Nassim Nicholas Taleb (Scholar Investor) – Skin in the Game (Oct 2019)
Chapters
00:00:00 Skin in the Game: The Importance of Shared Risk
What is Skin in the Game?: Skin in the game means having something to lose if something goes wrong. In finance, it refers to having most of one’s net worth invested in the fund or business one is managing. It ensures that the managers of the fund suffer more than the investors if the fund performs poorly.
Skin in the Game as Risk Management: Skin in the game is the best form of risk management because it prevents people from hiding risks. When managers have a significant amount of their net worth invested in the fund, they are more likely to take responsible decisions and avoid excessive risk-taking. Hedge funds are better than banks and other forms of investment because they have skin in the game and are independent small units.
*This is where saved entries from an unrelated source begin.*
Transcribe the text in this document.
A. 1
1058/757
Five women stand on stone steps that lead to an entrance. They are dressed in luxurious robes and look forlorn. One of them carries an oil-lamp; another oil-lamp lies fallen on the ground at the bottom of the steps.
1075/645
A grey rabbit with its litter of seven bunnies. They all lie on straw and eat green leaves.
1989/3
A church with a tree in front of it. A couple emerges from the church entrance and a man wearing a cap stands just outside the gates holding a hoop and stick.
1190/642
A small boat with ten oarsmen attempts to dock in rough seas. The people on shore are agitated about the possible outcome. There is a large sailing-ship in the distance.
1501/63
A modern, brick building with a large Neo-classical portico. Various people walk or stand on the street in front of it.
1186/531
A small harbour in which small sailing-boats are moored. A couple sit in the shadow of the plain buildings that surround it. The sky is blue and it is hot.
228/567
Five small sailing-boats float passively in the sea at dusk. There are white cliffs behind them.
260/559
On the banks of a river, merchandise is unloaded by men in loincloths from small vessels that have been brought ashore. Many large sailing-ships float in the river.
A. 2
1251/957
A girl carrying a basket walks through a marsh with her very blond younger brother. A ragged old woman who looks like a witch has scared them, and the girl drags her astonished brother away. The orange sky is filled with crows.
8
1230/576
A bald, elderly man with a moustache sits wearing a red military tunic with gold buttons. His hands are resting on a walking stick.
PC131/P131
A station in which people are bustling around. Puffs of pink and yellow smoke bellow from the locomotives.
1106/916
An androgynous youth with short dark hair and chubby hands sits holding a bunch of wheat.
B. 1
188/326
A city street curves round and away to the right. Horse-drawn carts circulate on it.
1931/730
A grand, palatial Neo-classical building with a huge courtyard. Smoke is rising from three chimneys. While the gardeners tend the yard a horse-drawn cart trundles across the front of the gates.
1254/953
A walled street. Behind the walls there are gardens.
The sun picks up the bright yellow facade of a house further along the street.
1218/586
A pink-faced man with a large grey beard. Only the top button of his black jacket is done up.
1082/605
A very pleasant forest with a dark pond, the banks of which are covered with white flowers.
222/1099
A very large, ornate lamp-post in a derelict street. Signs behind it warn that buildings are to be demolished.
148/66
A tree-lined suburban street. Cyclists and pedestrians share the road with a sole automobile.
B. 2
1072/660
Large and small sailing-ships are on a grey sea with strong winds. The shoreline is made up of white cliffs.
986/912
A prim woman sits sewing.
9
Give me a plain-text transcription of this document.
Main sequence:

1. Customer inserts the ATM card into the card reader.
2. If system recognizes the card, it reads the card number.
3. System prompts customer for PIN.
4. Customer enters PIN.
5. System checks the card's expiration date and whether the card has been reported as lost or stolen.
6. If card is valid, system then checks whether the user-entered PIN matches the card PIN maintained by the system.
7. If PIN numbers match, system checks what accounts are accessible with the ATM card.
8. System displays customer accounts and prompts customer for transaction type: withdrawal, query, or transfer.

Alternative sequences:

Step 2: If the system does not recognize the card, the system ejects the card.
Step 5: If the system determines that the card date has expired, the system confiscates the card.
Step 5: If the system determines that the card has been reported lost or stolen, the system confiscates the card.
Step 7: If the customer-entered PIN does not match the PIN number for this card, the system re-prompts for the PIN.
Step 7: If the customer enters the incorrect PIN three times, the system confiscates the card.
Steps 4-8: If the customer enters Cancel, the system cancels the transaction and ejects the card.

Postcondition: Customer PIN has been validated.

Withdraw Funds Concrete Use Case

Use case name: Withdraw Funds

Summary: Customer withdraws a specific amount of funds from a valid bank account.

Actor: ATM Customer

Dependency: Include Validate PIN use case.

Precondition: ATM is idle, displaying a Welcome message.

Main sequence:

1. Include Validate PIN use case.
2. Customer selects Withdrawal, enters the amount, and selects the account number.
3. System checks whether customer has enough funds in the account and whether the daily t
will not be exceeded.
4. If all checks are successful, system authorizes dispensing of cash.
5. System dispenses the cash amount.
Benefits of Skin in the Game: It ensures that managers are aligned with the interests of investors. It promotes responsible decision-making and discourages excessive risk-taking. It leads to a cleaner and more efficient financial system.
Identifying Well-Dressed Traders and Investment Proposals to Avoid: Well-dressed traders may lack the necessary skills and experience because they rely on cosmetics rather than substance. Investment proposals that look too polished and crisp are often too good to be true and should be avoided.
00:04:40 Identifying and Avoiding Bullshit Vendors in Business and Economics
Rationality: Taleb defines rationality as the ability of something to survive. Practical success is more valuable than theoretical sense. Academics often fail to understand this distinction.
Bullshit Vendors: Bullshit vendors are individuals who lack genuine knowledge or expertise. Examples include French politicians, Paul Krugman, and Richard Thaler. They thrive in environments where they face no consequences for their actions.
Identifying Non-Bullshit Vendors: Non-bullshit vendors have something at stake and may lose money if their ideas fail. They are in touch with reality and have tangible evidence of their skills. They have skin in the game and are motivated to perform well.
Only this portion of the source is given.